Discussions surrounding threat mitigation and risk mitigation are uniformly one sided on HN, and even the most delicate walk down the line of acceptable mitigation is shunned.
The more interesting point is the inverse position of the community in regards to network and systems security, in which all measures of threat mitigation are encouraged or "required".
Discussions of threat mitigation are irrelevant so long as the threats and their countermeasures remain undisclosed. There can be no productive debate when one side knows everything and tells the other side nothing.
It doesn't matter if surveillance is used only for good (evidence suggests otherwise, though); if the surveillance organizations have all the power to operate in secrecy and distort the truth when questioned by the legislature, their "trust us" assurances are wholly untrustworthy.

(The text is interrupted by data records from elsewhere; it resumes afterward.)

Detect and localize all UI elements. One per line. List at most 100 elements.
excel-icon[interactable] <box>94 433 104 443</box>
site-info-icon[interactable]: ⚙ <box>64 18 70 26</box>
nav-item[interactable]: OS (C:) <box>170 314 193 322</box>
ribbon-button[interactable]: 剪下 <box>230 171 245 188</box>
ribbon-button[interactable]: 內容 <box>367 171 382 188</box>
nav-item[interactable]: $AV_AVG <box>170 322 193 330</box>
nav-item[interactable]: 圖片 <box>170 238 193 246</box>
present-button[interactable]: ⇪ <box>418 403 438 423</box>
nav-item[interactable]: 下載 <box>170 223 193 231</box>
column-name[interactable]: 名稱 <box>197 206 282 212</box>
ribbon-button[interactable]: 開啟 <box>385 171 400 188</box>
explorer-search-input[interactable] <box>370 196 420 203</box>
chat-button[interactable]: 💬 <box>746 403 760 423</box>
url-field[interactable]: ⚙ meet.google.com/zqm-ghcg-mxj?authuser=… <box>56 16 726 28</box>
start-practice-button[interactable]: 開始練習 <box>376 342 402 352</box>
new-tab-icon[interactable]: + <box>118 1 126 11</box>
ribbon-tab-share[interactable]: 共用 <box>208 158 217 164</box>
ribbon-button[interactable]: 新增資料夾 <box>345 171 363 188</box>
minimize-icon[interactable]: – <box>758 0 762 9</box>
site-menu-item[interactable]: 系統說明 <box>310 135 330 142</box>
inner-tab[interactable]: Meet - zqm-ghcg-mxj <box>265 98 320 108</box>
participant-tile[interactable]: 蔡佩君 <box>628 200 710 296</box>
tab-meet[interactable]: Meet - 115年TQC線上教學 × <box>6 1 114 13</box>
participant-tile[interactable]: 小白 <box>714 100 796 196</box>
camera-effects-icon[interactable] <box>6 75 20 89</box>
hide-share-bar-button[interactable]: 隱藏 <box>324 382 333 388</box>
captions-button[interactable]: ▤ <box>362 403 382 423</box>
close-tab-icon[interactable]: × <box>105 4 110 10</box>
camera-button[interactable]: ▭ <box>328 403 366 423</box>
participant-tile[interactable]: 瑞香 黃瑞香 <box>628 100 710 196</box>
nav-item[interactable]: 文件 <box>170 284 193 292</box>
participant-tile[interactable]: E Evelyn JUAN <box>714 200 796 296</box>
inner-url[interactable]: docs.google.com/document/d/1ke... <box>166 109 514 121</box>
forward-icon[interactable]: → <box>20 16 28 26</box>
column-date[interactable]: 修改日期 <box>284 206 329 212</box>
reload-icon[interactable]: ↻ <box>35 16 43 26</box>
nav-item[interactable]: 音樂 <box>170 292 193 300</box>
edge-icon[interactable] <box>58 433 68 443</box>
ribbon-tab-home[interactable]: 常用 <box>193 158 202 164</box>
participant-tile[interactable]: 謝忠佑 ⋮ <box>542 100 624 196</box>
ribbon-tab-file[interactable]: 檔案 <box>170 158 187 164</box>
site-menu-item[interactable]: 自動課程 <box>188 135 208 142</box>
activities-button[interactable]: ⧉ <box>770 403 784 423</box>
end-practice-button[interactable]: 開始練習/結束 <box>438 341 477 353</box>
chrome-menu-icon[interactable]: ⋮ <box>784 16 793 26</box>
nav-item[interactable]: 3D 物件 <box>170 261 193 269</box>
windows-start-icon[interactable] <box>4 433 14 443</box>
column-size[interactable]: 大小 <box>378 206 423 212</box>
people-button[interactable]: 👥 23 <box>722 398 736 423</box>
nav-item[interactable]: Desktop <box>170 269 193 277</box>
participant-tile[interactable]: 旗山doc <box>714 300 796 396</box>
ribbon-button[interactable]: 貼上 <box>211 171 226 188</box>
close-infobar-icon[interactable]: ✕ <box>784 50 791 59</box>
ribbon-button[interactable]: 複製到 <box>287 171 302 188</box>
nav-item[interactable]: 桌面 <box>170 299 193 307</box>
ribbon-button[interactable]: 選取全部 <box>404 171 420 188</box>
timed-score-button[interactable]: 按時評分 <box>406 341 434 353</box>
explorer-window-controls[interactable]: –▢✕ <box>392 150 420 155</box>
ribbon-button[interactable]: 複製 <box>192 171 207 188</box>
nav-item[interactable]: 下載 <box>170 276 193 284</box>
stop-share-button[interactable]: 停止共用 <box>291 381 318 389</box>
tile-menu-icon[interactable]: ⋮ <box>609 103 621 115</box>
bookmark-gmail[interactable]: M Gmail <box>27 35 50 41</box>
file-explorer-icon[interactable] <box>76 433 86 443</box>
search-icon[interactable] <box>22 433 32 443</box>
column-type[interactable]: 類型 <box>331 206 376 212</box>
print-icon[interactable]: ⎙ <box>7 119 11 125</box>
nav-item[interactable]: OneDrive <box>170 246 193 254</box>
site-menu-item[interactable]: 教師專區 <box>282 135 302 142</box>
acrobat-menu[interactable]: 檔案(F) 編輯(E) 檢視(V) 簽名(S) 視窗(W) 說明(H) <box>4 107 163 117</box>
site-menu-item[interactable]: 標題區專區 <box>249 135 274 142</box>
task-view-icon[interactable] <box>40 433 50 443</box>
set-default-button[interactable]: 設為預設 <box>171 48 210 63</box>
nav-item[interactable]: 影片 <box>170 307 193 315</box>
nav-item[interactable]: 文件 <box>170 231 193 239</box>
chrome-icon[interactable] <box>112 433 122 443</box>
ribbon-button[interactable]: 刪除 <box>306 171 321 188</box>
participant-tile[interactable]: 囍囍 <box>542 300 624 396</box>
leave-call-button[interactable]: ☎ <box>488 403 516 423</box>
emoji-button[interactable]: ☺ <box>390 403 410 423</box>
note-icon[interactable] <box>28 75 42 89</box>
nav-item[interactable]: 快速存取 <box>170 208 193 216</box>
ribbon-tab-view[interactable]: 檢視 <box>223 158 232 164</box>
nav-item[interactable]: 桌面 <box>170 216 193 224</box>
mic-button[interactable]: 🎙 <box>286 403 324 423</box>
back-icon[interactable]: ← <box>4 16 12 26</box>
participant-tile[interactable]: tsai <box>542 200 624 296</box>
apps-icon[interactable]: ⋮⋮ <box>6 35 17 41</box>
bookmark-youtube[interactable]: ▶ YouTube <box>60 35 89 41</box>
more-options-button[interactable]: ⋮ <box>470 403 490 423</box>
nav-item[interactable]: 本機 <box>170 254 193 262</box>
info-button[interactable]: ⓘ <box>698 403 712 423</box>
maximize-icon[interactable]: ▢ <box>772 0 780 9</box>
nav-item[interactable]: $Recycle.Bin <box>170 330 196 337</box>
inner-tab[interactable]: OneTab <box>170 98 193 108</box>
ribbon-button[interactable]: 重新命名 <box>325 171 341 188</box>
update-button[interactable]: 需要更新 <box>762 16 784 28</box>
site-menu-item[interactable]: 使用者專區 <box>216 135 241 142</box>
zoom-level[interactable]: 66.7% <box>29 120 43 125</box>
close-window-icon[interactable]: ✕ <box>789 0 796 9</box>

It's naive to the point of absurdity. It's basically saying:
The NSA/CIA/FBI/etc. couldn't even see Ukraine coming! They were on their coffee breaks, those silly spooks! They never get anything right do they? So don't worry about them collecting information on you! They couldn't even find Osama! Those slackers. Don't worry be happy!"
The stupidest assumption one can make about a powerful organization is that it's incompetent and thus benign. Crack open a history book to see how benign power really can be.
Observing everyone isn't about targeting everyone, it's about targeting anyone. So even if they really did miss Ukraine, that doesn't mean we shouldn't care about them recording everything else.
The parent's comment, even if disagreeable in some regards, is substantial and the discussion is better for it having been made.